Back to the NixOS configuration we go. First, some simple redirects so that going to http://plex on the LAN automatically redirects us to plex.example.net, so we only need to set up the proxy configuration in one place.

nginx.virtualHosts."plex".locations."/" = {
  extraConfig = "return 301 https://plex.example.net/web/index.html;";
};

Note that we redirect to /web/index.html; this is necessary, as going to / with the proxy configuration we’re about to write will cause Plex to just serve us some XML about the server capabilities.

Now we write the actual proxy configuration, which will fire when the server is accessed as plex.example.net.

First, require SSL, and automatically get certificates from Let’s Encrypt via ACME:

nginx.virtualHosts."plex.example.net" = {
  forceSSL = true;
  enableACME = true;

Set up a username and password:

  basicAuth = {
    user = "password";
  };

Proxy all requests to the Plex server:

  locations."/".extraConfig = ''
    proxy_pass    http://127.0.0.1:32400;
  '';

And now, the actual proxy configuration. First, we clear the headers that Plex uses to figure out if this is “remote access” or not:

  extraConfig = ''
    proxy_set_header Host "127.0.0.1:32400";
    proxy_set_header Referer "";
    proxy_set_header Origin "http://127.0.0.1:32400";

Enable proxying of websockets:

    proxy_set_header Sec-WebSocket-Extensions $http_sec_websocket_extensions;
    proxy_set_header Sec-WebSocket-Key $http_sec_websocket_key;
    proxy_set_header Sec-WebSocket-Version $http_sec_websocket_version;

    proxy_http_version 1.1;
    proxy_set_header Upgrade $http_upgrade;
    proxy_set_header Connection "Upgrade";

And finally turn off buffering to reduce latency when watching video:

    proxy_redirect off;
    proxy_buffering off;
  '';
};

Et voila! It’s not perfect – we need to go to plex.example.net/web/index.html rather than just plex.example.net – but this gives us access from both inside and outside the network, and requires HTTP authentication before we can access it.

There’s just one wart, though: inside the LAN, going to http://plex still prompts us for a username and password. It would be nice if, for LAN access, it didn’t require this. There’s probably some way to make basicAuth conditional on the originating IP in nginx, but there’s an easier way: modify the redirect to embed the credentials in the URL.

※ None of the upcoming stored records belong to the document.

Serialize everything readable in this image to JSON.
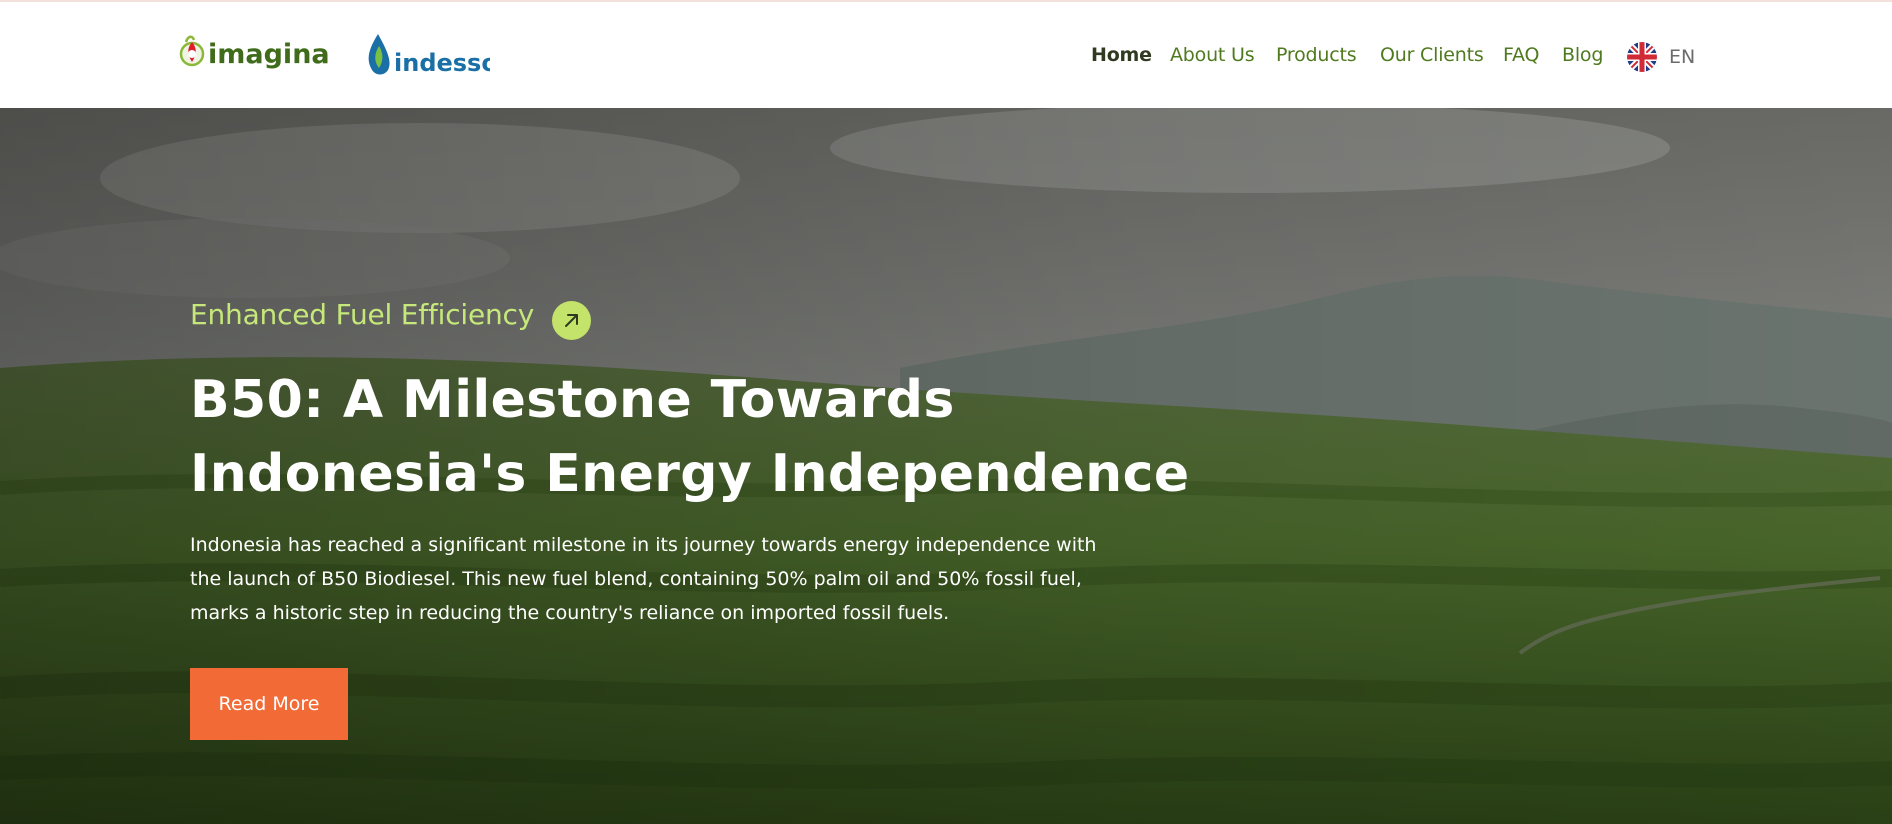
{
  "brand": {
    "logo_imagina": "imagina",
    "logo_indesso": "indesso",
    "colors": {
      "accent_green": "#4f7a1f",
      "kicker_green": "#c6e87a",
      "cta_orange": "#f26a35",
      "indesso_blue": "#1a6fa6"
    }
  },
  "nav": {
    "items": [
      {
        "label": "Home",
        "active": true
      },
      {
        "label": "About Us",
        "active": false
      },
      {
        "label": "Products",
        "active": false
      },
      {
        "label": "Our Clients",
        "active": false
      },
      {
        "label": "FAQ",
        "active": false
      },
      {
        "label": "Blog",
        "active": false
      }
    ],
    "language": {
      "label": "EN",
      "icon": "uk-flag-icon"
    }
  },
  "hero": {
    "kicker": "Enhanced Fuel Efficiency",
    "kicker_icon": "arrow-up-right-icon",
    "title_line1": "B50: A Milestone Towards",
    "title_line2": "Indonesia's Energy Independence",
    "desc_line1": "Indonesia has reached a significant milestone in its journey towards energy independence with",
    "desc_line2": "the launch of B50 Biodiesel. This new fuel blend, containing 50% palm oil and 50% fossil fuel,",
    "desc_line3": "marks a historic step in reducing the country's reliance on imported fossil fuels.",
    "cta_label": "Read More"
  }
}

nginx.virtualHosts."plex".locations."/" = {
  extraConfig = "return 301 https://user:password@plex.example.net/web/index.html;";
};

If, for whatever reason, you want people on the LAN to be able to easily access the server without being able to see the credentials used to access it remotely, you could also redirect to the IP, bypassing nginx entirely:

nginx.virtualHosts."plex".locations."/" = {
  extraConfig = "return 301 http://192.168.86.100:32400/web/index.html;";
};

And there we go! Plex accessible from both inside and outside the LAN, the latter only when authenticated to nginx, and all without needing a Plex account.